C ONSULTANTS WON'T FIND A welcome mat at CNNI, the international arm of CNN. "We don't use outside folk to help us pull our bulletins together," CNNI President Chris Cramer says. While Atlanta-based CNN does use talent coaches and occasionally has its broadcasters assemble focus groups, Cramer abhors "the trend in America" of adjusting programming based on a test audience's reaction. "I'm not prepared to produce a broadcast by some formula, though I know some people do."
But the reception is warming among domestic cable enterprises, says Joe Rovitto, president of Clemensen Rovitto. Two of the Connecticut consulting firm's 22 clients are in cable. Essential Florida News in Orlando, for example, relies on the agency's "market research as well as news advice," says Rovitto, a former news director in Milwaukee and his native Pittsburgh.

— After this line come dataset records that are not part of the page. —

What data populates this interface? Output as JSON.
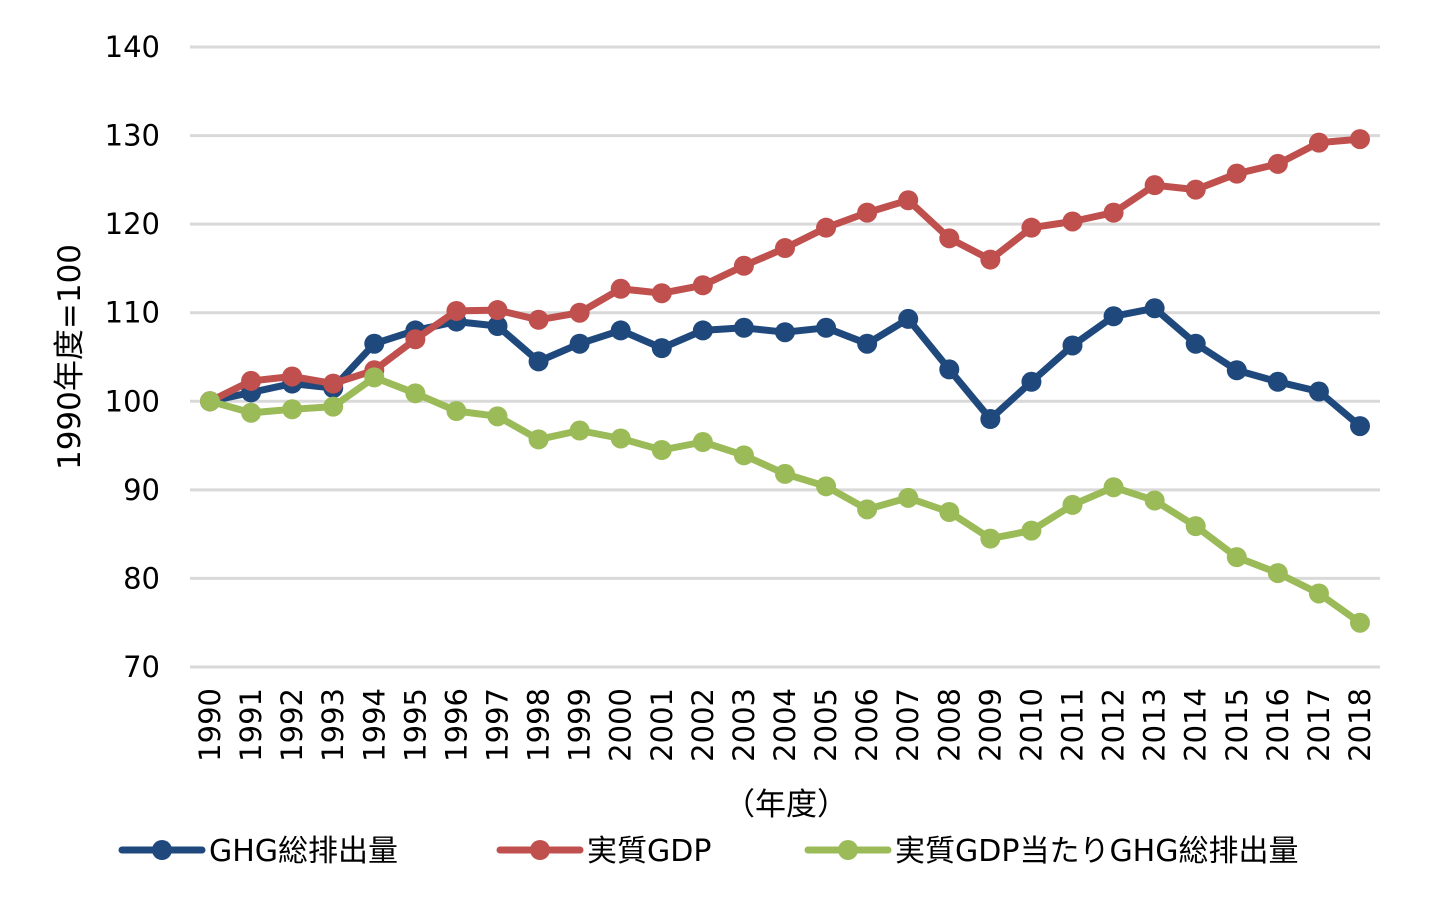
{
  "chart_data": {
    "type": "line",
    "title": "",
    "xlabel": "（年度）",
    "ylabel": "1990年度=100",
    "ylim": [
      70,
      140
    ],
    "yticks": [
      70,
      80,
      90,
      100,
      110,
      120,
      130,
      140
    ],
    "grid": true,
    "legend_position": "bottom",
    "x": [
      "1990",
      "1991",
      "1992",
      "1993",
      "1994",
      "1995",
      "1996",
      "1997",
      "1998",
      "1999",
      "2000",
      "2001",
      "2002",
      "2003",
      "2004",
      "2005",
      "2006",
      "2007",
      "2008",
      "2009",
      "2010",
      "2011",
      "2012",
      "2013",
      "2014",
      "2015",
      "2016",
      "2017",
      "2018"
    ],
    "series": [
      {
        "name": "GHG総排出量",
        "color": "#1F497D",
        "values": [
          100.0,
          101.0,
          102.0,
          101.5,
          106.5,
          108.0,
          109.0,
          108.5,
          104.5,
          106.5,
          108.0,
          106.0,
          108.0,
          108.3,
          107.8,
          108.3,
          106.5,
          109.3,
          103.6,
          98.0,
          102.2,
          106.3,
          109.6,
          110.5,
          106.5,
          103.5,
          102.2,
          101.1,
          97.2
        ]
      },
      {
        "name": "実質GDP",
        "color": "#C0504D",
        "values": [
          100.0,
          102.3,
          102.8,
          102.0,
          103.5,
          107.0,
          110.2,
          110.3,
          109.2,
          110.0,
          112.7,
          112.2,
          113.1,
          115.3,
          117.3,
          119.6,
          121.3,
          122.7,
          118.4,
          116.0,
          119.6,
          120.3,
          121.3,
          124.4,
          123.9,
          125.7,
          126.8,
          129.2,
          129.6
        ]
      },
      {
        "name": "実質GDP当たりGHG総排出量",
        "color": "#9BBB59",
        "values": [
          100.0,
          98.7,
          99.1,
          99.4,
          102.7,
          100.9,
          98.9,
          98.3,
          95.7,
          96.7,
          95.8,
          94.5,
          95.4,
          93.9,
          91.8,
          90.4,
          87.8,
          89.1,
          87.5,
          84.5,
          85.4,
          88.3,
          90.3,
          88.8,
          85.9,
          82.4,
          80.6,
          78.3,
          75.0
        ]
      }
    ]
  }
}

For years, cable stations have "been eating into traditional television" ratings, Rovitto says. "As they become more competitive, they want more help in how to program."
Ohio News Network, a statewide cable operation in Columbus, contracts with Magid and AR&D for research, talent coaching and strategy. But Paul Paolicelli, ONN's director of news and programming and a board member of the Radio-Television News Directors Association, says he generally doesn't talk journalism with the consultants--though he worked that side of the fence for Magid in the late 1970s and for AR&D in the mid-'80s. His perspective then was that of a journalist, not "someone trying to drive numbers and sales," he contends. "What you hear more and more from [consultants] is promotional strategies. The general managers put more priority on the business end."
And it is, after all, about business. A market economy and the public's appetite for news will ensure consultants' survival--in every medium including local television, consultants and academics insist.
"I think the local video information business is going to be around for a long time," Magid's Quarderer says. "Whether it's called television when we hit the next millennium, who knows? We're just gearing up to provide that guidance, no matter what the platform. People will always spend money to reach information consumers with the messages they need to have delivered."
Primo agrees, revising his earlier, gloomy forecast. "When business gets tight and things get tough--when it really matters a lot to be No. 1 or 2 in the ratings, because the [advertisers] buying on all four stations will want to buy on only the top--stations will go back to the consultants."